Clearly there is more HTML elements past the ones in printed out in the list, however every time I try and access them even using r.html.xpath("//*[@id="description-view"]/div/div[2]/div/div[2]/span/span[1]") it will return None even though it is the copied xpath that i have got via the inspect in google

Any reason why this is and how I would go about it?


Solution

  • I don't actually if it's even possible to do with requests_html, but it is with selenium.

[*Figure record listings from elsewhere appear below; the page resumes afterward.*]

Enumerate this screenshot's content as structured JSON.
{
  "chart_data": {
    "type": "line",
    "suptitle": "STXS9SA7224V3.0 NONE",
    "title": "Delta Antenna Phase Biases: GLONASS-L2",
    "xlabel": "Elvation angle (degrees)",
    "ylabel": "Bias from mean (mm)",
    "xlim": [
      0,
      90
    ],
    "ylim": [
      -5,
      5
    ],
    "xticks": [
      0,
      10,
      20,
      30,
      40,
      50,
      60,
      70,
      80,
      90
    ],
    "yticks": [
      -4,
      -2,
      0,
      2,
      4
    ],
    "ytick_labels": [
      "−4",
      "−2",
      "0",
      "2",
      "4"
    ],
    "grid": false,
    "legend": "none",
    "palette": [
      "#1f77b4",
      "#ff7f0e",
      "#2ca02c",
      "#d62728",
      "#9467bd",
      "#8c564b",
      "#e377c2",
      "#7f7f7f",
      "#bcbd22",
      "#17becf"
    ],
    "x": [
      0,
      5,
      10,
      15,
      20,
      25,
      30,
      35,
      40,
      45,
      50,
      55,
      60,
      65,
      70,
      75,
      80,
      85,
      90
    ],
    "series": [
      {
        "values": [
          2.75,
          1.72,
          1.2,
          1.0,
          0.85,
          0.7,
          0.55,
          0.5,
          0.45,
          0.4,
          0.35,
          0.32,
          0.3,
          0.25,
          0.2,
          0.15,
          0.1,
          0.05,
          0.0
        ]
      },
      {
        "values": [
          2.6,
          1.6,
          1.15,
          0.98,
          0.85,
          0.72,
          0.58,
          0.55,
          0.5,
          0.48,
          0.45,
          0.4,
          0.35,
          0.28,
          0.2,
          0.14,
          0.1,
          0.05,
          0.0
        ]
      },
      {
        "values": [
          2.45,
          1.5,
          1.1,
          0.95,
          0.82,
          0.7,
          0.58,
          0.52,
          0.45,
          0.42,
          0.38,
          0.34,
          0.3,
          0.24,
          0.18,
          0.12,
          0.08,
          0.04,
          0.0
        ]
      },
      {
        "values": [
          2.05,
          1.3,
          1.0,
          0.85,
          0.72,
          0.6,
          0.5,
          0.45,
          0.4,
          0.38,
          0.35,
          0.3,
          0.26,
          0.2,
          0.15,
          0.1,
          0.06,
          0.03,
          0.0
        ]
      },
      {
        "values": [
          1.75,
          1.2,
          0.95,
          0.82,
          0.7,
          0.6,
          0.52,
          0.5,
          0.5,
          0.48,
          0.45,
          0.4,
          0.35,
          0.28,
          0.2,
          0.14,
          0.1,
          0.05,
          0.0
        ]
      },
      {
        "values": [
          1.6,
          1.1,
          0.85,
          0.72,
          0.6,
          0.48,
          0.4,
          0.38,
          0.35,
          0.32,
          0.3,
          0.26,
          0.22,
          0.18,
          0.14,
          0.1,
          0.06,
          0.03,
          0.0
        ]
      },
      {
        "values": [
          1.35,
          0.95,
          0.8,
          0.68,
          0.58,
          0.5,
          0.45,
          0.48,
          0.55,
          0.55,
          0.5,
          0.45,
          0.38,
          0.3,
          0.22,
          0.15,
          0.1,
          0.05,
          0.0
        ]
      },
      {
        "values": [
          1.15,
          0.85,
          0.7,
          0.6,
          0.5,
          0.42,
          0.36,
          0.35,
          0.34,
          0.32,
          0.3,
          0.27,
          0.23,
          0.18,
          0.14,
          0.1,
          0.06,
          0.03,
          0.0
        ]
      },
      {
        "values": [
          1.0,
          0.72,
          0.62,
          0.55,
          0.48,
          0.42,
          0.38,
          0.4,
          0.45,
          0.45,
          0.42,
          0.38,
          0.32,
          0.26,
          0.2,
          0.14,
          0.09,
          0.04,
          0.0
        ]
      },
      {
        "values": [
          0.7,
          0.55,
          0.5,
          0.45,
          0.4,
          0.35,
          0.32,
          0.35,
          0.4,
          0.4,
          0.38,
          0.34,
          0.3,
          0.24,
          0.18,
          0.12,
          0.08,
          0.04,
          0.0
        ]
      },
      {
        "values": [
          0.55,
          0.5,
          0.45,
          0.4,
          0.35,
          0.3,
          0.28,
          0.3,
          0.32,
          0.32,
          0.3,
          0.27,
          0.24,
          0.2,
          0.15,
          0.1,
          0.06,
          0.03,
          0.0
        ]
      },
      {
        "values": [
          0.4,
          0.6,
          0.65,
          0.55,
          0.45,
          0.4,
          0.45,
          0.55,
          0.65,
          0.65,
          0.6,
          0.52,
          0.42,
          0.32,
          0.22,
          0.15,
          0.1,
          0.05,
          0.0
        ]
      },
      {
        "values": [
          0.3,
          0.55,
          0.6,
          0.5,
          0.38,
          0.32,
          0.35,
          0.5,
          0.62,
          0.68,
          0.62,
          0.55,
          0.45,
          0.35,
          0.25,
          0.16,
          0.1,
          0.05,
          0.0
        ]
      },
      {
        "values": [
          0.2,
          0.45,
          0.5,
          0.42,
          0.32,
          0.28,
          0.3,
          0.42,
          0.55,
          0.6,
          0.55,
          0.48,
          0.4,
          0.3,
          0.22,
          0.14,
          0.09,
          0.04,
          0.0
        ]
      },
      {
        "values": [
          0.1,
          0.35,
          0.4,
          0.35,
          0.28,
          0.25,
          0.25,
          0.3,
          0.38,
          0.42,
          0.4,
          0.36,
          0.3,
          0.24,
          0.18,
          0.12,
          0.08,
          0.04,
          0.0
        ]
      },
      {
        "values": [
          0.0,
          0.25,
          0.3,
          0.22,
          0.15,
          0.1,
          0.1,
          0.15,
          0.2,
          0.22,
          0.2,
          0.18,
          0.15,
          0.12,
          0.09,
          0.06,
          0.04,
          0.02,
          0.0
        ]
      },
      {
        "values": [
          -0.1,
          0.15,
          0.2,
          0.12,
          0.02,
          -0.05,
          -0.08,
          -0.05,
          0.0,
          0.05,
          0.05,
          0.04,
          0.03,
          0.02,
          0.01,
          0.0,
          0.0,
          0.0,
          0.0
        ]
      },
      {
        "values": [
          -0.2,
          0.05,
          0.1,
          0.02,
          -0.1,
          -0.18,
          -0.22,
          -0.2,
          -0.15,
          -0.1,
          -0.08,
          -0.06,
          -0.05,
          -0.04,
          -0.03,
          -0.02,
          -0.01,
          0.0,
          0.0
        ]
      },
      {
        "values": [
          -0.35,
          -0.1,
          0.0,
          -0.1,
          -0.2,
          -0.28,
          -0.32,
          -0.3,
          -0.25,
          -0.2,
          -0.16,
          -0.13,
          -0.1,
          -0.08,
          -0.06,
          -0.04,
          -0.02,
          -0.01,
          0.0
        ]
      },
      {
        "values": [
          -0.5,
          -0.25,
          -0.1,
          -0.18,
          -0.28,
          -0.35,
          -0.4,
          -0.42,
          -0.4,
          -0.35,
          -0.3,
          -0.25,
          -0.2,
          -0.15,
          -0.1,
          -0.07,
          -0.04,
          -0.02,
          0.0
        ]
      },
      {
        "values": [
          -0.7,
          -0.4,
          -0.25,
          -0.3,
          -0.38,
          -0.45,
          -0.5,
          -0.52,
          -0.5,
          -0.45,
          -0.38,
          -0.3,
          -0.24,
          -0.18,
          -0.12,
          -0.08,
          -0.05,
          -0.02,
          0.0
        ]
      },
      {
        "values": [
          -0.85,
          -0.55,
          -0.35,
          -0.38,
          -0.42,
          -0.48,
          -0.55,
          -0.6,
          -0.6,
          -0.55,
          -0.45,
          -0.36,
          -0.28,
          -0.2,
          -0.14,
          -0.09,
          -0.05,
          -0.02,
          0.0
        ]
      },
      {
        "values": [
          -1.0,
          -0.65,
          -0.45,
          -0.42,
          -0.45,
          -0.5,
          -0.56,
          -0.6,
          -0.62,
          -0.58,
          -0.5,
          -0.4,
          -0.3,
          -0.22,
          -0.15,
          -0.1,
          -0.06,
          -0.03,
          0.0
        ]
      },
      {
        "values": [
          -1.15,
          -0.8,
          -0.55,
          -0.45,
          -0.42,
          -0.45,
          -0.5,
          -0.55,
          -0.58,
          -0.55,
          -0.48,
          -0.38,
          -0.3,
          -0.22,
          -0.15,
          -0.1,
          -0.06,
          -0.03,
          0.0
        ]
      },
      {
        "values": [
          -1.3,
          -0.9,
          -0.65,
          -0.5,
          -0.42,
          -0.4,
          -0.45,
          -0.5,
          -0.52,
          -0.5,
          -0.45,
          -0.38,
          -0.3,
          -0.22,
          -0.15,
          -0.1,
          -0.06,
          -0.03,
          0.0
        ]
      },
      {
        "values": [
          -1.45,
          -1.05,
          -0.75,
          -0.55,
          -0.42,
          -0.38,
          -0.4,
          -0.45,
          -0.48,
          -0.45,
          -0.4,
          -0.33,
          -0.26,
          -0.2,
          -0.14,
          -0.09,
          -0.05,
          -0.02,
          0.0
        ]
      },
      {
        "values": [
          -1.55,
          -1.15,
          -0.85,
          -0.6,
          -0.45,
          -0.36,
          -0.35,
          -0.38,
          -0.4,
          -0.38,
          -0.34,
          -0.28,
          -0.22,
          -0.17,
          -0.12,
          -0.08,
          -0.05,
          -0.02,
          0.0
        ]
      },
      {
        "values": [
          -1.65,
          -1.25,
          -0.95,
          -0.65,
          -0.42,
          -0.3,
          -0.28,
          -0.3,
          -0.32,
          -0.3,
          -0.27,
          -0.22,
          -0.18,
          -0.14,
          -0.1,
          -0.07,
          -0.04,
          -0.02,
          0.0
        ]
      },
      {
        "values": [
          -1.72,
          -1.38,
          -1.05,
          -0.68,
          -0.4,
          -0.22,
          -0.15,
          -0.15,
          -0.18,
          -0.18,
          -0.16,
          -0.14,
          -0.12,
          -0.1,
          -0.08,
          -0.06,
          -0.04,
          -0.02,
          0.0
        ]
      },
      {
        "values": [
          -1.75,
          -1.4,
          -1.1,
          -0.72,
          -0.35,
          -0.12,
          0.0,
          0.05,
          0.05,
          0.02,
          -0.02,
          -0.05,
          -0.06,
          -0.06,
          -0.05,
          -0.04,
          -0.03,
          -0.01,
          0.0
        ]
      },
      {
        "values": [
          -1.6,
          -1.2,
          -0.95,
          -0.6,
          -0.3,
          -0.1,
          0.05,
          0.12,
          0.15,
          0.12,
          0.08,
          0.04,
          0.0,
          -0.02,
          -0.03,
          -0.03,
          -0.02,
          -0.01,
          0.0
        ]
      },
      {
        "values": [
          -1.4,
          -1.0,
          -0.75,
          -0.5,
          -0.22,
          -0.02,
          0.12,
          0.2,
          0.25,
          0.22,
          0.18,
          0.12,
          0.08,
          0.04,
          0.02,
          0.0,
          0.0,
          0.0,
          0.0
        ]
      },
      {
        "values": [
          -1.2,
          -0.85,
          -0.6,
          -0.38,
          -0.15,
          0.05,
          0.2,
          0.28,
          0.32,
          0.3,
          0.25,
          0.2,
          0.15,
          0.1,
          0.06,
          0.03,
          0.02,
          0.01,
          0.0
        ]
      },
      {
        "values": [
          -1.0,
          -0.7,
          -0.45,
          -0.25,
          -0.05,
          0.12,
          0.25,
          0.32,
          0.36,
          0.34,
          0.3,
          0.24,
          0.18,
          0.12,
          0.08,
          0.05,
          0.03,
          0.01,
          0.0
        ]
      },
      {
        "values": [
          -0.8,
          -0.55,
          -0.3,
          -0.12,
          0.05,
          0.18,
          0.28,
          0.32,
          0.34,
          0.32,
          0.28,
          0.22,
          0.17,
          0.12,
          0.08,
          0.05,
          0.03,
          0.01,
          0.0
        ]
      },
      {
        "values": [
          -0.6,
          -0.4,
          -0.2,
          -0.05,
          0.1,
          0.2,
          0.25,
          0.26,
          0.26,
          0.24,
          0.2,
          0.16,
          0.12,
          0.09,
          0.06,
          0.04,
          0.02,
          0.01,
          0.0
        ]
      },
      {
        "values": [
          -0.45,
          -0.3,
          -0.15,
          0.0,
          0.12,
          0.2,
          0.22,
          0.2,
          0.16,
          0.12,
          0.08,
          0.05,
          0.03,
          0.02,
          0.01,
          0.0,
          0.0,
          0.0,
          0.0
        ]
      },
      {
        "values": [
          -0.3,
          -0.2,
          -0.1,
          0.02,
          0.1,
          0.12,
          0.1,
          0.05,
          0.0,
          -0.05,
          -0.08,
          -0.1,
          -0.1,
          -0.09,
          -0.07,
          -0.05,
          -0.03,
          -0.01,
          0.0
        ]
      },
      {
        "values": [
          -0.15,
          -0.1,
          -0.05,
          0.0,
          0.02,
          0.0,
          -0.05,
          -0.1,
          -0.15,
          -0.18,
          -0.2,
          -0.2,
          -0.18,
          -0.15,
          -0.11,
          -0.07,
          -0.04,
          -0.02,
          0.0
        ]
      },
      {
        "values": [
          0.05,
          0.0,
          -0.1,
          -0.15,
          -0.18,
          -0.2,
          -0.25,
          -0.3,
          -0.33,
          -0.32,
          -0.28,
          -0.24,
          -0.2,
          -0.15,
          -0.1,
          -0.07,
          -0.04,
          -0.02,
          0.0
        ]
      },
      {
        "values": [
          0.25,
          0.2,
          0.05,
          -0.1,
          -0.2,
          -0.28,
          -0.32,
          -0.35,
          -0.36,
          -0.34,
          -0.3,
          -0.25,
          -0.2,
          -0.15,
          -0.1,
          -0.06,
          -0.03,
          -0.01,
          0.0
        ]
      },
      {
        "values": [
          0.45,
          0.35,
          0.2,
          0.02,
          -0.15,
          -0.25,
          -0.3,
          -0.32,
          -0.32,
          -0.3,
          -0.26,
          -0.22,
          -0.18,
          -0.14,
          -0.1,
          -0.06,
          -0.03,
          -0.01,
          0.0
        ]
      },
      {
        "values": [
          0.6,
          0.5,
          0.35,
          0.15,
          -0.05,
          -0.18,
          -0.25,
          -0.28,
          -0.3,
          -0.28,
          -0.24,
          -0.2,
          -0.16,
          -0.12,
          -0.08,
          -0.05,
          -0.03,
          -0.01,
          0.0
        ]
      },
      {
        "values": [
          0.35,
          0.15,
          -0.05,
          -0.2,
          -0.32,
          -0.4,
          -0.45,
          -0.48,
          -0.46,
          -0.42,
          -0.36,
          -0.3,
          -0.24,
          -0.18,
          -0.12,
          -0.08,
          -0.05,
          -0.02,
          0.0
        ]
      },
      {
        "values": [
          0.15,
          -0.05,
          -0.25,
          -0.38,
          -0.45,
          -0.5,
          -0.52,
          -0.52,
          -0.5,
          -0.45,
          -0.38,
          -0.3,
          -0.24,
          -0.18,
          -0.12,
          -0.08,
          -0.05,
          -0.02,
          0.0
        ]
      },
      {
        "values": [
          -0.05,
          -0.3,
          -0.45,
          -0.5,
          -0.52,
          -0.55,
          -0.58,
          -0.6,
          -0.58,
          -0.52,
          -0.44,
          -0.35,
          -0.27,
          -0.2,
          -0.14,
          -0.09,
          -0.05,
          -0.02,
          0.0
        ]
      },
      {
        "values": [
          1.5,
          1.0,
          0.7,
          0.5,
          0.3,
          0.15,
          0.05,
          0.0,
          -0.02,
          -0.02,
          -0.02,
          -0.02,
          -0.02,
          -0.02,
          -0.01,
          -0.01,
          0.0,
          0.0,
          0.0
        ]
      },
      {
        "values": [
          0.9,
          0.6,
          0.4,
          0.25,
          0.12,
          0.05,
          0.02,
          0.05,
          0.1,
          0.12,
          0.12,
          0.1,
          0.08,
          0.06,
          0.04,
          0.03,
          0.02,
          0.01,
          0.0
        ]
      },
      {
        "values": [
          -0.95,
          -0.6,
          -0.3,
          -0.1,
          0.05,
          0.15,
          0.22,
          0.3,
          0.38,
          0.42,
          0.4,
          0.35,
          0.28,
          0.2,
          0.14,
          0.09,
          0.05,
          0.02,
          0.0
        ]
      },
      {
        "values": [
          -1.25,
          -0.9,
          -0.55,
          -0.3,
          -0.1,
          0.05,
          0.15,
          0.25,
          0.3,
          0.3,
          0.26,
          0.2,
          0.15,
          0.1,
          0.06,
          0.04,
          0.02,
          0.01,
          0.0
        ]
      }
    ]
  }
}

    from selenium import webdriver
    from selenium.webdriver.common.by import By
    from selenium.webdriver.support.ui import WebDriverWait
    from selenium.webdriver.support import expected_conditions as EC
    from selenium.webdriver.chrome.options import Options
    
    url = "https://auction.chimpers.xyz/"
    class_names = ["m-price-label", "m-price-data"]
    
    driver_options = Options()
    driver_options.add_argument("--headless")
    driver = webdriver.Chrome(options=driver_options)
    driver.get(url)
    
    results = {}
    
    try:
        for class_name in class_names:
            element = WebDriverWait(driver, 10).until(
            EC.presence_of_element_located((By.CLASS_NAME, class_name)))
            # Getting inner text of the html tag
            results[class_name] = element.get_attribute("textContent")
    finally:
        driver.quit()
    
    print(results)
    

    Feel free to use another webdriver than Chrome